Nations Unies

CCPR/C/CPV/CO/1

Pacte international relatif aux droits civils et politiques

Distr. générale

23 avril 2012

Français

Original: anglais

Comité des droits de l ’ homme

104 e session

New York, 12-30 mars 2012

Examen des rapports soumis par les États parties conformément à l’article 40 du Pacte

Observations finales du Comité des droits de l’homme

Cap-Vert

1.En l’absence du rapport de l’État partie, le Comité des droits de l’homme a examiné la situation des droits civils et politiques au Cap-Vert au regard du Pacte international relatif aux droits civils et politiques à sa 2877e séance (CCPR/C/SR.2877), qui était publique, le 21 mars 2012. Conformément au paragraphe 1 de l’article 70 du Règlement intérieur du Comité, si un État partie ne soumet pas de rapport comme l’y oblige l’article 40 du Pacte, le Comité peut examiner en séance publique les mesures prises par l’État partie pour donner effet aux droits reconnus par le Pacte, et adopter des observations finales.

2.À sa 2887e séance (CCPR/C/SR.2887), le 28 mars 2012, le Comité a adopté les observations finales ci-après, en attendant la soumission du rapport initial dont le Représentant permanent du Cap-Vert auprès de l’Organisation des Nations Unies a affirmé qu’il parviendrait au Comité en temps opportun.

A.Introduction

3.Le Pacte est entré en vigueur pour le Cap-Vert le 6 novembre 1993. L’État partie était tenu de soumettre son rapport initial au titre du paragraphe 1 a) de l’article 40 du Pacte avant le 5 novembre 1994. Le Comité regrette que l’État partie ait manqué à ses obligations découlant de l’article 40 du Pacte et que, malgré de nombreux rappels, il n’ait pas soumis le rapport initial.
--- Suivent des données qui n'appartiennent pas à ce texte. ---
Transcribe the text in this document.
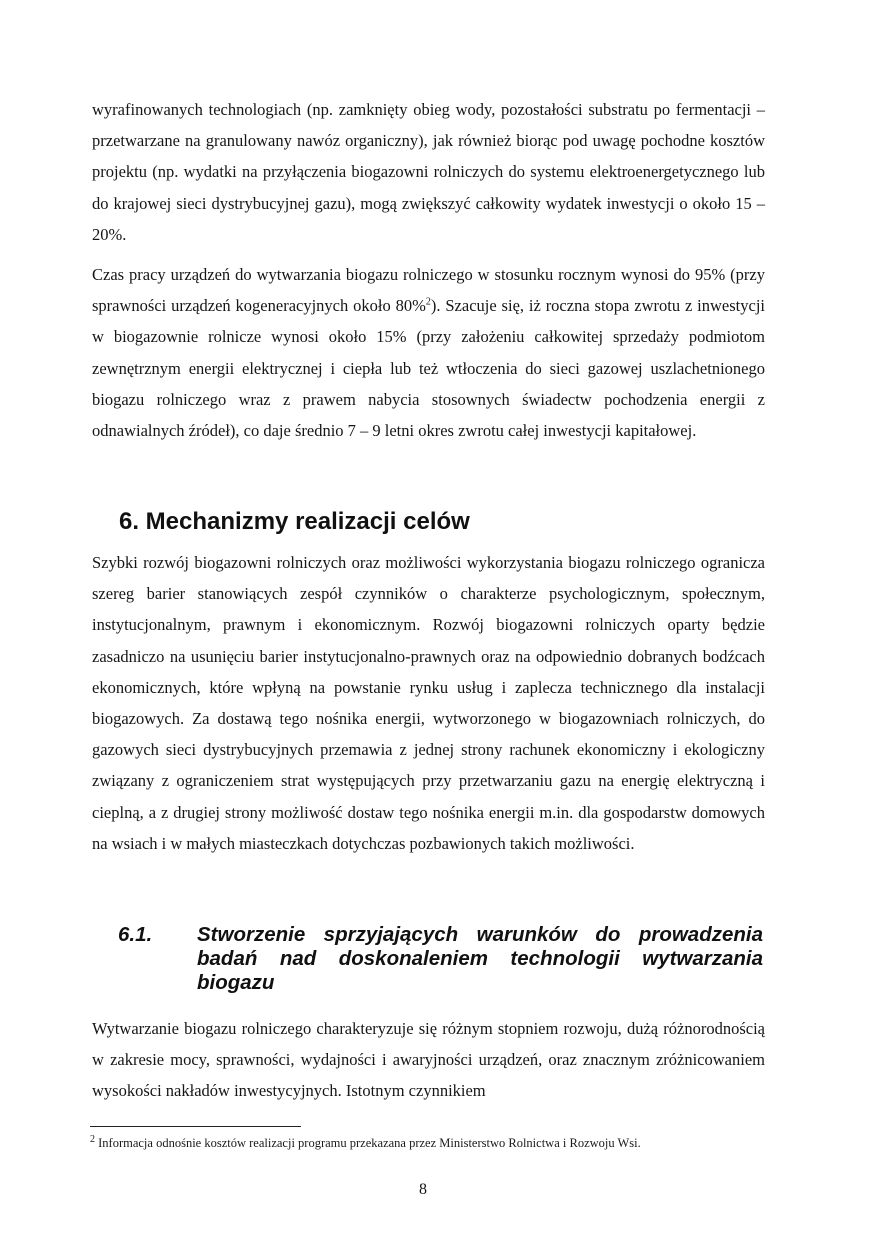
wyrafinowanych technologiach (np. zamknięty obieg wody, pozostałości substratu po fermentacji – przetwarzane na granulowany nawóz organiczny), jak również biorąc pod uwagę pochodne kosztów projektu (np. wydatki na przyłączenia biogazowni rolniczych do systemu elektroenergetycznego lub do krajowej sieci dystrybucyjnej gazu), mogą zwiększyć całkowity wydatek inwestycji o około 15 – 20%.

Czas pracy urządzeń do wytwarzania biogazu rolniczego w stosunku rocznym wynosi do 95% (przy sprawności urządzeń kogeneracyjnych około 80%$^2$). Szacuje się, iż roczna stopa zwrotu z inwestycji w biogazownie rolnicze wynosi około 15% (przy założeniu całkowitej sprzedaży podmiotom zewnętrznym energii elektrycznej i ciepła lub też wtłoczenia do sieci gazowej uszlachetnionego biogazu rolniczego wraz z prawem nabycia stosownych świadectw pochodzenia energii z odnawialnych źródeł), co daje średnio 7 – 9 letni okres zwrotu całej inwestycji kapitałowej.

6. Mechanizmy realizacji celów

Szybki rozwój biogazowni rolniczych oraz możliwości wykorzystania biogazu rolniczego ogranicza szereg barier stanowiących zespół czynników o charakterze psychologicznym, społecznym, instytucjonalnym, prawnym i ekonomicznym. Rozwój biogazowni rolniczych oparty będzie zasadniczo na usunięciu barier instytucjonalno-prawnych oraz na odpowiednio dobranych bodźcach ekonomicznych, które wpłyną na powstanie rynku usług i zaplecza technicznego dla instalacji biogazowych. Za dostawą tego nośnika energii, wytworzonego w biogazowniach rolniczych, do gazowych sieci dystrybucyjnych przemawia z jednej strony rachunek ekonomiczny i ekologiczny związany z ograniczeniem strat występujących przy przetwarzaniu gazu na energię elektryczną i cieplną, a z drugiej strony możliwość dostaw tego nośnika energii m.in. dla gospodarstw domowych na wsiach i w małych miasteczkach dotychczas pozbawionych takich możliwości.

6.1. Stworzenie sprzyjających warunków do prowadzenia badań nad doskonaleniem technologii wytwarzania biogazu

Wytwarzanie biogazu rolniczego charakteryzuje się różnym stopniem rozwoju, dużą różnorodnością w zakresie mocy, sprawności, wydajności i awaryjności urządzeń, oraz znacznym zróżnicowaniem wysokości nakładów inwestycyjnych. Istotnym czynnikiem

$^2$ Informacja odnośnie kosztów realizacji programu przekazana przez Ministerstwo Rolnictwa i Rozwoju Wsi.

8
Un tel manquement constitue une violation grave des obligations découlant de l’article 40 du Pacte. Toutefois, le Comité remercie l’État partie d’avoir dépêché un Représentant permanent auprès de l’Organisation des Nations Unies qui a assisté à la séance et a donné des précisions sur un certain nombre de points.

B.Aspects positifs

4.Le Comité accueille avec satisfaction l’adhésion de l’État partie aux instruments suivants:

a)Le Protocole facultatif se rapportant au Pacte international relatif aux droits civils et politiques et le deuxième Protocole facultatif, visant à abolir la peine de mort, le 19 mai 2000;

b)La Convention relative aux droits des personnes handicapées, le 10 octobre 2011;

c)Le Protocole facultatif à la Convention relative aux droits de l’enfant, concernant l’implication d’enfants dans les conflits armés, le 10 mai 2002;

d)Le Protocole facultatif à la Convention relative aux droits de l’enfant, concernant la vente d’enfants, la prostitution des enfants et la pornographie mettant en scène des enfants, le 10 mai 2002;

e)La Convention internationale sur la protection des droits de tous les travailleurs migrants et des membres de leur famille, le 16 septembre 1997.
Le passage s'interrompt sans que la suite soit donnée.